Baku city guide

I bet you know those people that spend their vacation only in places you can’t even pronounce. Baku is the next big thing in those circles. The capital of what now? Azerbaijan? Don’t shake your head in disbelief; this city is awesome. It’s hard to put a label on it. Baku is so alien to the western culture that we might as well be talking about Mars. You will notice undoubtedly strong Russian, but also Persian flavours. Traces of the Roman Empire here, an Indian temple there. Open a map and look at the Caspian Sea. Notice the eagle’s beak on its western shore. That’s Baku: the capital and the most developed city in Azerbaijan. Some even call it the next Dubai. Both are giants of the oil industry. Fossil fuels are an integral part of the Azerbaijani landscape. Underground pressure pushes gas to the surface. Drop a match and it will burn until the supply lasts. That means practically forever. Yanar Dağ is one such place, a giant natural stonewall with flames spouting out of it. We can explain this phenomenon now, but our ancestors couldn’t. What if the biblical burning bush was just a gas vent? Ateshgah of Baku is a similar site, albeit built up into an actual religious centre. Some say it is of Zoroastrian origin, some say it’s Hindu. At first, it was an altar or a tiny temple around the pyre. Ateshgah eventually grew into a monastery of sorts.

Panoramic view at Philharmonia Garden and Old City Wall in Baku

Along the wall of the old town in Baku, near the Philharmonic hall there is a garden with a beautiful fountain, a perfect place for relaxation and pleasant walks

Experience more of that thoroughly Arabic architecture around the Old City. Old Baku reminded me of Jerusalem. Think of chaotic and colourful with street vendors and crowded alleys smelling of baklava. Merchants are selling luxury fabrics and matryoshka dolls and chatting up their neighbours. Word is these alleys were designed by a military prodigy. Enemy troops could get inside, but manoeuvring in this labyrinth was impossible. Nowadays you have signs pointing you in the right direction. Head towards the Bazar Square. Archaeologists uncovered it in 1964 and it served as a pagan worship and burial site. It was likely a part of a larger religious complex. The Maiden Tower located south of the square is an unsolved riddle. Scientists knew that it predated the arrival of Muslims in Baku. Now they’ve discovered it is much older, there are parts of it from as far back in time as 600 BC. It’s bizarre; it looks like something drawn by H.R. Giger. Some people believe it served as a Zoroastrian fire temple. There are vents on top of it that funnel the natural gas upwards. That’s where they light them up like a blowtorch. I like to think it’s a fairy-tale wizards tower.

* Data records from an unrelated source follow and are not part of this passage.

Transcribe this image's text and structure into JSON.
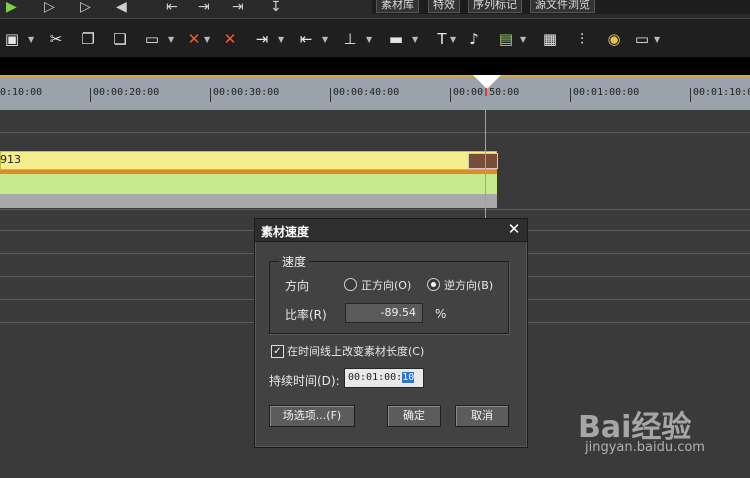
{
  "top_tabs": [
    "素材库",
    "特效",
    "序列标记",
    "源文件浏览"
  ],
  "toolbar": {
    "icons": [
      "save-icon",
      "cut-icon",
      "copy-icon",
      "paste-icon",
      "clip-icon",
      "delete-icon",
      "ripple-delete-icon",
      "set-in-icon",
      "set-out-icon",
      "split-icon",
      "audio-mix-icon",
      "title-icon",
      "mic-icon",
      "render-icon",
      "grid-icon",
      "mixer-icon",
      "color-icon",
      "display-icon"
    ]
  },
  "ruler": {
    "labels": [
      "0:10:00",
      "00:00:20:00",
      "00:00:30:00",
      "00:00:40:00",
      "00:00:50:00",
      "00:01:00:00",
      "00:01:10:0"
    ]
  },
  "clip": {
    "label": "913",
    "colors": {
      "video": "#f4ee8c",
      "audio": "#c5ea8b",
      "stripe": "#e08a2e"
    }
  },
  "dialog": {
    "title": "素材速度",
    "group_label": "速度",
    "direction_label": "方向",
    "forward_label": "正方向(O)",
    "reverse_label": "逆方向(B)",
    "selected_direction": "reverse",
    "rate_label": "比率(R)",
    "rate_value": "-89.54",
    "rate_unit": "%",
    "change_length_label": "在时间线上改变素材长度(C)",
    "change_length_checked": true,
    "duration_label": "持续时间(D):",
    "duration_prefix": "00:01:00:",
    "duration_selected": "10",
    "buttons": {
      "field_options": "场选项...(F)",
      "ok": "确定",
      "cancel": "取消"
    }
  },
  "watermark": {
    "line1": "Bai经验",
    "line2": "jingyan.baidu.com"
  }
}
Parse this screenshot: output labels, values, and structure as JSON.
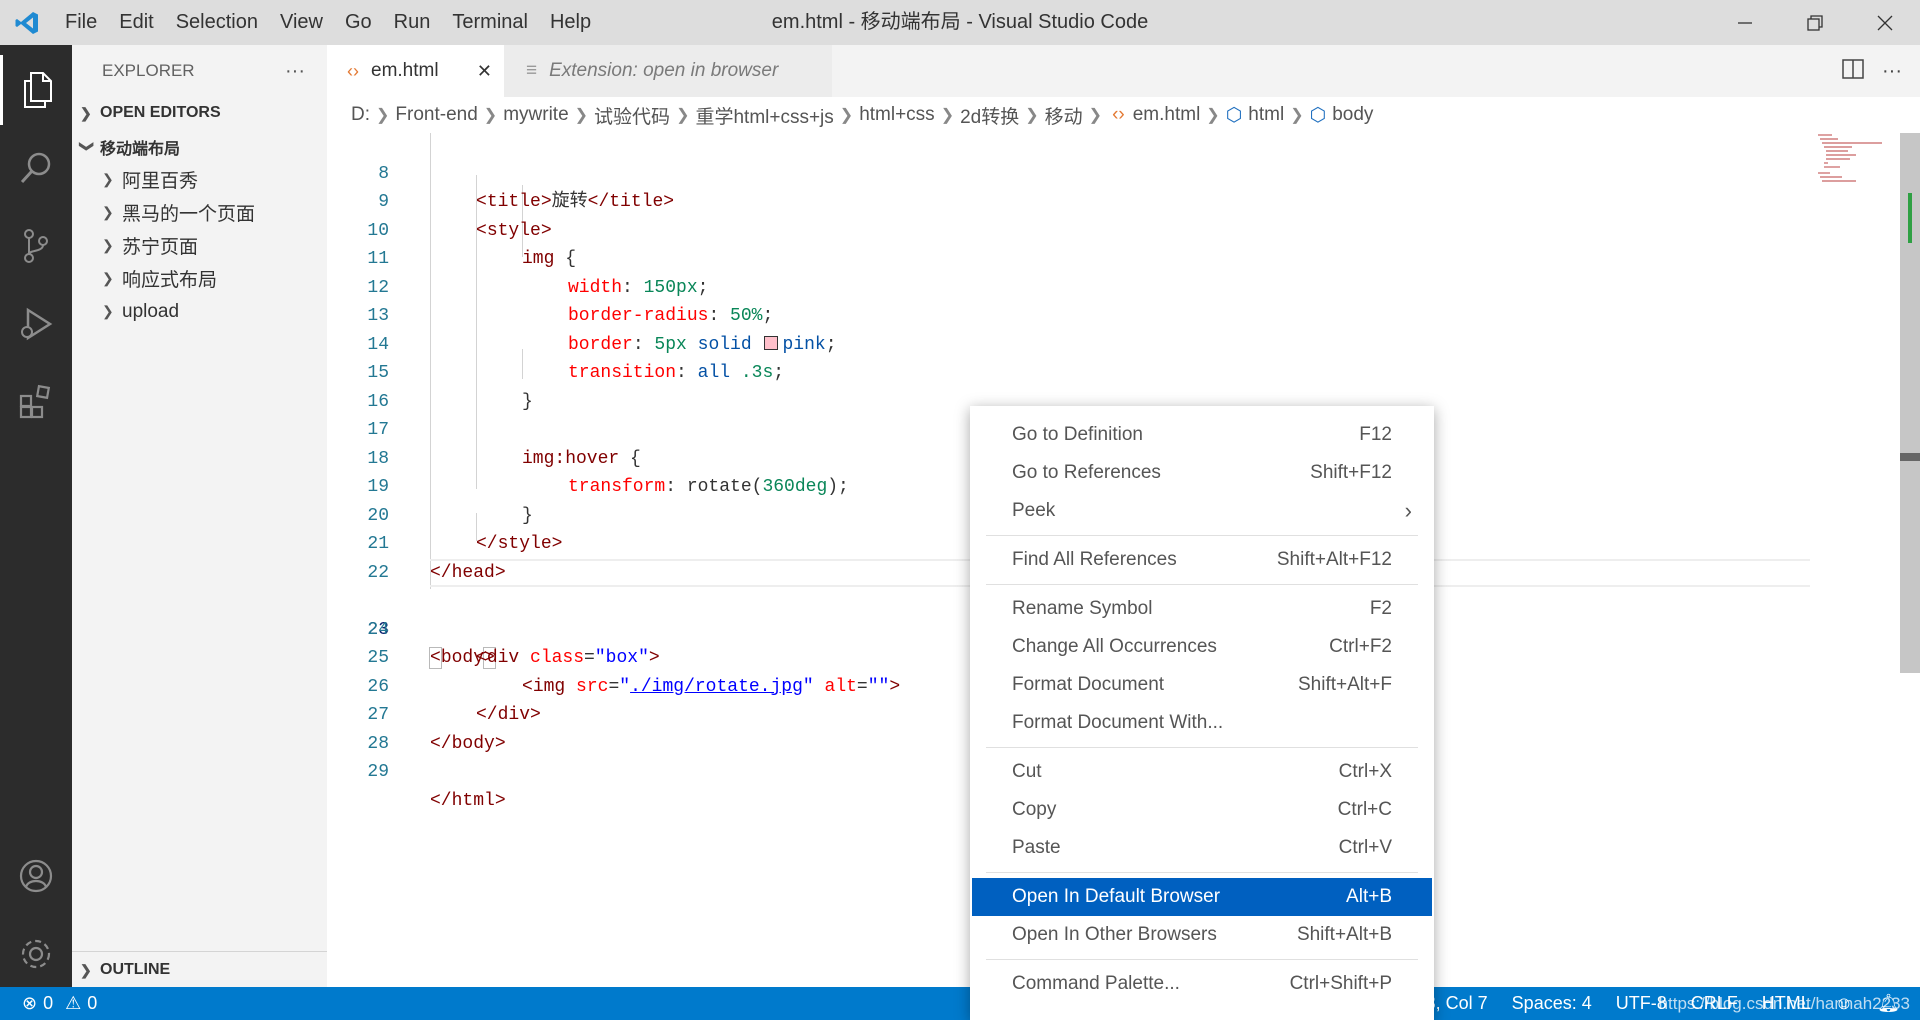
{
  "window": {
    "title": "em.html - 移动端布局 - Visual Studio Code",
    "menu": [
      "File",
      "Edit",
      "Selection",
      "View",
      "Go",
      "Run",
      "Terminal",
      "Help"
    ]
  },
  "sidebar": {
    "title": "EXPLORER",
    "open_editors": "OPEN EDITORS",
    "folder": "移动端布局",
    "items": [
      "阿里百秀",
      "黑马的一个页面",
      "苏宁页面",
      "响应式布局",
      "upload"
    ],
    "outline": "OUTLINE"
  },
  "tabs": {
    "active": "em.html",
    "inactive": "Extension: open in browser"
  },
  "breadcrumb": [
    "D:",
    "Front-end",
    "mywrite",
    "试验代码",
    "重学html+css+js",
    "html+css",
    "2d转换",
    "移动",
    "em.html",
    "html",
    "body"
  ],
  "editor": {
    "line_numbers": [
      "8",
      "9",
      "10",
      "11",
      "12",
      "13",
      "14",
      "15",
      "16",
      "17",
      "18",
      "19",
      "20",
      "21",
      "22",
      "23",
      "24",
      "25",
      "26",
      "27",
      "28",
      "29"
    ],
    "current_line": "23",
    "title_text": "旋转",
    "img_selector": "img",
    "hover_selector": "img:hover",
    "width_value": "150px",
    "radius_value": "50%",
    "border_value": "5px",
    "border_style": "solid",
    "border_color": "pink",
    "transition_value": "all",
    "transition_time": ".3s",
    "rotate_value": "360deg",
    "div_class": "\"box\"",
    "img_src": "./img/rotate.jpg",
    "img_alt": "\"\""
  },
  "context_menu": {
    "items": [
      {
        "label": "Go to Definition",
        "key": "F12"
      },
      {
        "label": "Go to References",
        "key": "Shift+F12"
      },
      {
        "label": "Peek",
        "key": "›"
      },
      {
        "label": "Find All References",
        "key": "Shift+Alt+F12"
      },
      {
        "label": "Rename Symbol",
        "key": "F2"
      },
      {
        "label": "Change All Occurrences",
        "key": "Ctrl+F2"
      },
      {
        "label": "Format Document",
        "key": "Shift+Alt+F"
      },
      {
        "label": "Format Document With...",
        "key": ""
      },
      {
        "label": "Cut",
        "key": "Ctrl+X"
      },
      {
        "label": "Copy",
        "key": "Ctrl+C"
      },
      {
        "label": "Paste",
        "key": "Ctrl+V"
      },
      {
        "label": "Open In Default Browser",
        "key": "Alt+B"
      },
      {
        "label": "Open In Other Browsers",
        "key": "Shift+Alt+B"
      },
      {
        "label": "Command Palette...",
        "key": "Ctrl+Shift+P"
      }
    ]
  },
  "statusbar": {
    "errors": "0",
    "warnings": "0",
    "position": "23, Col 7",
    "spaces": "Spaces: 4",
    "encoding": "UTF-8",
    "eol": "CRLF",
    "language": "HTML",
    "watermark": "https://blog.csdn.net/hannah2233"
  },
  "colors": {
    "accent": "#007acc",
    "menu_highlight": "#0060c0",
    "activity_bar": "#2c2c2c"
  }
}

View from river at Flame Towers with night illumination in Baku

Flame Towers, the tallest buildings in Azerbaijan are visible from anywhere in Baku, their design and evening illumination resemble a huge fire, raging in the west of the city

The Palace of the Shirvanshahs is not as fascinating as the Maiden Tower. It is one of Baku’s iconic landmarks nonetheless and is definitely worth seeing. It used to be the residence of the Shirvanshaha lineage. They ruled this region for over 7 centuries. The palace complex was built around the 15th century, towards the end of their reign. It stands for a beautiful piece of history, but is also a symbol of an end to a dynasty. The city got raided, the Shirvanshahs were slaughtered, and their tombs desecrated and burned. That’s a bit of a grim thought to carry out of the Old City. It’ time for one thing I never thought I’d recommend to anyone. THE CARPET MUSEUM! I know it doesn’t sound exciting, but trust me on this one. The building was built in 2014 and it looks like a giant, rolled carpet. It’s awesome. The inside is also unique. You walk through a semi-tunnel and the exhibits are plastered along the curved walls.

Baku is featured on several “World’s Top 10 Nightlife” lists. A city that most people haven’t even heard about boasts the best nightlife? Yep. Nezami street is Baku’s main artery both during day and night. You know it’s a big deal when other countries have their embassies in the area. The architecture, the cafes; it’s as if you were in Paris. All the upscale shopping and eating earned Nizami the title of the most expensive street in the Caucasus. The actual clubs are spread around the city, some downtown, some along the seaside Neftchilar avenue. Nearby parks are also brimming with party people from dusk till dawn. Ask the locals about the Otto Club. It’s one of the oldest bars in Baku and already for decades the go-to spot for drinks and food.